Portugal wants to begin taxing digital currency gains on purchases held for less than a year, according to a proposal in the country’s 2023 budget.
As Bloomberg reported Monday (Oct. 10), the proposal would tax gains on crypto holdings held for under a year at a rate of 28%, while continuing to exempt crypto assets held for more than 365 days.
“It’s a regime that fits into our tax system and also to what is being done in the rest of Europe,” Secretary of State for Tax Affairs António Mendonça Mendes told reporters at a news conference in Lisbon, per Bloomberg.
The report said the budget would also consider new cryptocurrencies and mining operations as taxable income. In addition, the government is also set to roll out a 10% tax on cryptocurrencies, as well as a 4% rate on the commissions charged by brokers on cryptocurrency operations.
Earlier this year, Portugal’s parliament turned down two new taxes on crypto, as the Assembly of the Republic began preparing its state budget for the year.
See also: Portugal’s Parliament Rejects Crypto Tax Proposal
The proposals came from two small left-wing parties. While the Socialist majority party had not yet made a proposal, PYMNTS noted at the time that the minister of finance had said a crypto tax was coming.

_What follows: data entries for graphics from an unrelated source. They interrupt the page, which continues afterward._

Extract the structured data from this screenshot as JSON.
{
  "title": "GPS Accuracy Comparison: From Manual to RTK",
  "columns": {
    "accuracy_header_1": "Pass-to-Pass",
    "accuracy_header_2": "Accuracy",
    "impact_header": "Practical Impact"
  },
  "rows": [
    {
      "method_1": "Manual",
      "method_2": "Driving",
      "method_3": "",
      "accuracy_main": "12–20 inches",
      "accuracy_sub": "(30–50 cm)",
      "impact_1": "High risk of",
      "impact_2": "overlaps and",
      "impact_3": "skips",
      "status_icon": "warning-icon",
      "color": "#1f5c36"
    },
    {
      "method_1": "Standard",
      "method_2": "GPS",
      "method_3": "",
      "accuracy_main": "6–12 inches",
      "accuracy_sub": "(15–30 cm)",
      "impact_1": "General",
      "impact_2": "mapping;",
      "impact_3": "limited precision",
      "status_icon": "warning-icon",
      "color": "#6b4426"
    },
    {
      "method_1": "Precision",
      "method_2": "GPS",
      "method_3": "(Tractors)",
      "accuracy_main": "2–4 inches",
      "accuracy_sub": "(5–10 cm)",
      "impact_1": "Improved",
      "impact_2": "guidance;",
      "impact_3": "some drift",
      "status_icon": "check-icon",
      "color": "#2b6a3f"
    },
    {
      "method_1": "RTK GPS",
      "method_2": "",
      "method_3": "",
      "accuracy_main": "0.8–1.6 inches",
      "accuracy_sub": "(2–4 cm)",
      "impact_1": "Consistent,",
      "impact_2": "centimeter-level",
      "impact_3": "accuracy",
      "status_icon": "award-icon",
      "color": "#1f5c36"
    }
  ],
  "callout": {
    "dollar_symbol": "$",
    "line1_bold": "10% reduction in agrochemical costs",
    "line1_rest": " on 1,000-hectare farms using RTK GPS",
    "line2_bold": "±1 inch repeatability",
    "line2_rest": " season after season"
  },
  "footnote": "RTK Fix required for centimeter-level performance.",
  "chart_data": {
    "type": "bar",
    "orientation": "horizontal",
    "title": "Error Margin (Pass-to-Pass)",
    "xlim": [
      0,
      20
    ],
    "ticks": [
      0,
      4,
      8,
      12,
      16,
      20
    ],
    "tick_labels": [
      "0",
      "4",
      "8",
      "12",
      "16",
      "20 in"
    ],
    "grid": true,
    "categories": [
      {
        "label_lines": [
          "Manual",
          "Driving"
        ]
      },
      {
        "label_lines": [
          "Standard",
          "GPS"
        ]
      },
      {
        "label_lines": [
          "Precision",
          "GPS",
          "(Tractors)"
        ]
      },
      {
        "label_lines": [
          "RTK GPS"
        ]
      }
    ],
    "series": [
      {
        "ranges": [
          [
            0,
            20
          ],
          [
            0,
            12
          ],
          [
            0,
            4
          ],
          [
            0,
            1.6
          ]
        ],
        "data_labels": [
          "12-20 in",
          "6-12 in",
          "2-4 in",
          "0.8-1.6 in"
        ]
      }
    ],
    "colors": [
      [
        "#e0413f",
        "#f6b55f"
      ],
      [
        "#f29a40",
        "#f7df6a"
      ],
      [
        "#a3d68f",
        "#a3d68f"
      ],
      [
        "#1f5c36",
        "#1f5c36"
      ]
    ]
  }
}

The news comes two weeks after reports that the U.S. Internal Revenue Service had “stepped up” its pursuit of taxpayers who haven’t reported and paid taxes on cryptocurrency transactions by getting a court order to access a bank’s data on customers of a digital currency broker.
Related: Report: IRS ‘Steps Up’ Work to Find Crypto Tax Evaders
The court ordered M.Y. Safra Bank to turn over data about sFOX, a digital broker that used the bank. As PYMNTS noted last month, it wasn’t the first time the IRS has made such a summons, but the broker named in court documents is smaller than those that have been the subject of a summons in the past.